The dollar's bull run may be over as demand for US assets wanes, say Deutsche Bank AG, JP Morgan Chase & Co and Morgan Stanley Dean Witter & Co -- which together handle about 22 percent of global currency trading.
"US yields are among the lowest in the world right now, and the dollar is the most overvalued of the major currencies, so on those grounds it makes sense" to sell dollars, said Michael Rosenberg, head of foreign exchange at Deutsche Bank, which handles 9 percent of the world's US$1.1 trillion-per-day foreign-exchange business.
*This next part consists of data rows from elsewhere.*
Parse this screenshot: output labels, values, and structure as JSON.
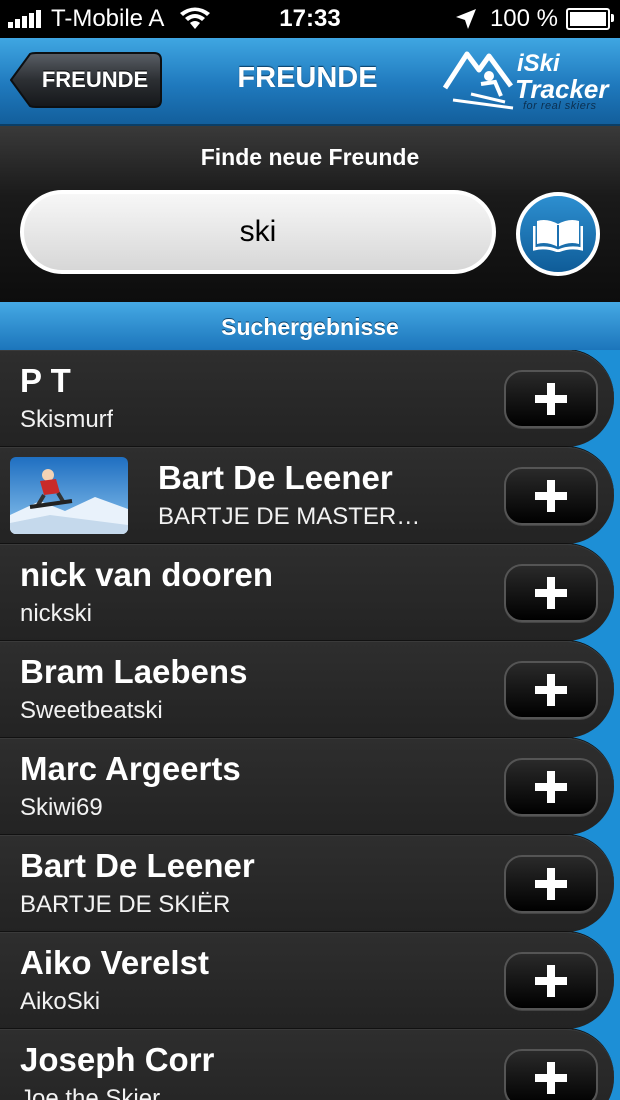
{
  "status_bar": {
    "carrier": "T-Mobile A",
    "time": "17:33",
    "battery": "100 %",
    "battery_level": 1.0,
    "icons": [
      "signal-icon",
      "wifi-icon",
      "location-arrow-icon",
      "battery-icon"
    ]
  },
  "navbar": {
    "back_label": "FREUNDE",
    "title": "FREUNDE",
    "logo_line1": "iSki",
    "logo_line2": "Tracker",
    "logo_tagline": "for real skiers"
  },
  "search": {
    "heading": "Finde neue Freunde",
    "value": "ski",
    "address_book_icon": "book-icon"
  },
  "results": {
    "header": "Suchergebnisse",
    "items": [
      {
        "name": "P T",
        "username": "Skismurf",
        "has_photo": false
      },
      {
        "name": "Bart De Leener",
        "username": "BARTJE DE MASTER…",
        "has_photo": true
      },
      {
        "name": "nick van dooren",
        "username": "nickski",
        "has_photo": false
      },
      {
        "name": "Bram Laebens",
        "username": "Sweetbeatski",
        "has_photo": false
      },
      {
        "name": "Marc Argeerts",
        "username": "Skiwi69",
        "has_photo": false
      },
      {
        "name": "Bart De Leener",
        "username": "BARTJE DE SKIËR",
        "has_photo": false
      },
      {
        "name": "Aiko Verelst",
        "username": "AikoSki",
        "has_photo": false
      },
      {
        "name": "Joseph Corr",
        "username": "Joe the Skier",
        "has_photo": false
      }
    ],
    "add_icon": "plus-icon"
  },
  "colors": {
    "accent_blue": "#1d8fd6",
    "row_dark": "#2a2a2a"
  }
}
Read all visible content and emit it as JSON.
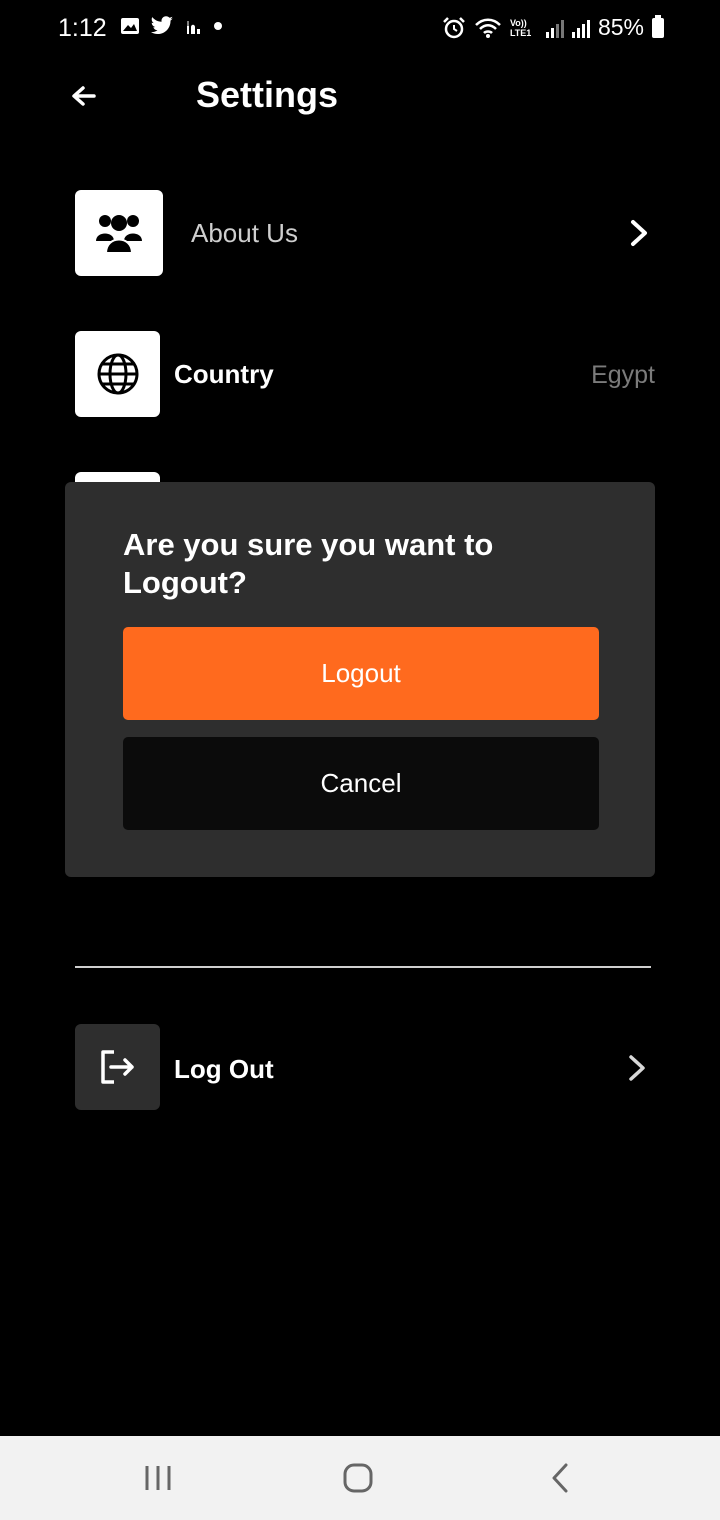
{
  "status_bar": {
    "time": "1:12",
    "network": "Vo)) LTE1",
    "battery": "85%",
    "icons": [
      "image-icon",
      "twitter-icon",
      "mosque-icon",
      "dot-icon",
      "alarm-icon",
      "wifi-icon",
      "signal-icon",
      "signal-icon",
      "battery-icon"
    ]
  },
  "header": {
    "title": "Settings",
    "back_icon": "arrow-left-icon"
  },
  "settings": {
    "about": {
      "label": "About Us",
      "icon": "users-icon"
    },
    "country": {
      "label": "Country",
      "value": "Egypt",
      "icon": "globe-icon"
    },
    "logout": {
      "label": "Log Out",
      "icon": "logout-icon"
    }
  },
  "dialog": {
    "title": "Are you sure you want to Logout?",
    "confirm_label": "Logout",
    "cancel_label": "Cancel"
  },
  "nav_bar": {
    "icons": [
      "recents-icon",
      "home-icon",
      "back-icon"
    ]
  },
  "colors": {
    "background": "#000000",
    "dialog": "#2e2e2e",
    "accent": "#ff6a1e",
    "cancel": "#0b0b0b"
  }
}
Demand for the currency from European companies acquiring US businesses, along with net foreign investment in US stocks and corporate bonds, helped power the dollar to a 15-year high a month ago against a basket of six other leading currencies. It has since declined 4 percent, from 121.02 on July 6 to 116.10, as disillusion mounted that a US economic rebound will come in time to sustain the currency's strength.
Flows from the euro zone to buy US companies so far this year are 67 percent lower than they were for the same period in 2000, when European companies drove a net US$135 billion into the world's biggest economy at the expense of the euro region. In July US$420 million more left the US to buy companies in the 12-nation euro region.
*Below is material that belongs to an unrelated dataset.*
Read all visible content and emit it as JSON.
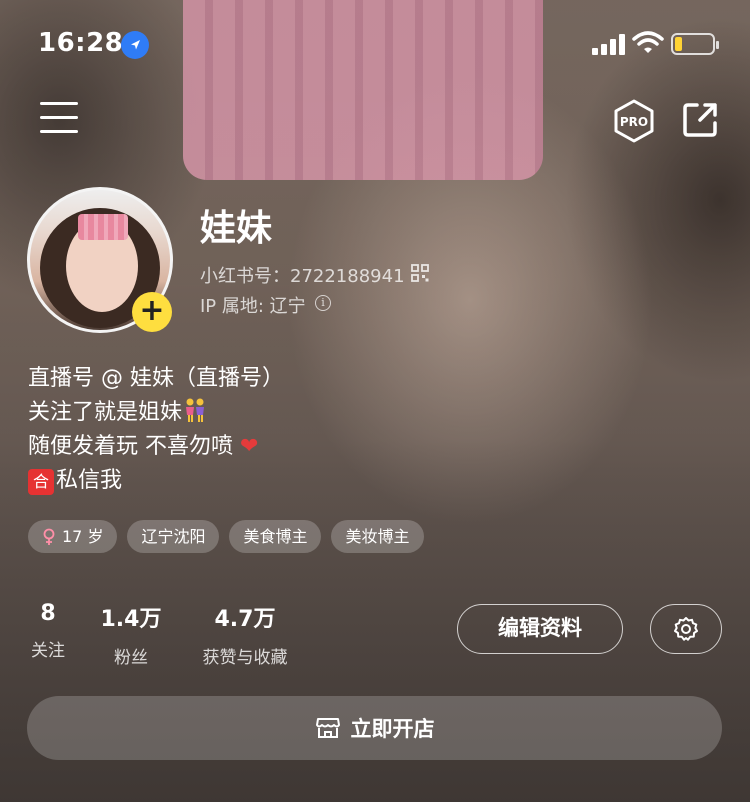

"Capital outflows to the US from euro-land are running at a lower pace," damping demand for dollars, said John Kyriakopoulos, a currency strategist at JP Morgan Chase in London. Further hurting the currency, "in the third quarter, the message will be a delayed recovery in the US," he said.
The dollar has fallen four straight weeks against the euro, its longest stretch of losses this year, to as low as US$0.8873 per euro on Friday. It traded at ?123.66, little changed from ?123.53 last week.
JP Morgan expects the dollar to fall to US$0.91 by the end of the quarter. Deutsche's Rosenberg forecasts that the dollar will fall to US$0.90 per euro this quarter and to US$0.95 by the end of the year. Morgan Stanley calls for a drop to US$0.90 in coming weeks.
At the core of these calls is skepticism the US economy will rebound later this year, as many economists had predicted.
Instead, reports this week showed US business other than manufacturing unexpectedly contracted in July, manufacturing shrank for a 12th straight month, and consumer confidence fell. Last week, the government said the economy grew at the slowest pace in eight years from April to June.
Unless economic statistics in coming months show a marked pickup in US growth, the investment flows that have fueled demand for dollars may ebb, some analysts say.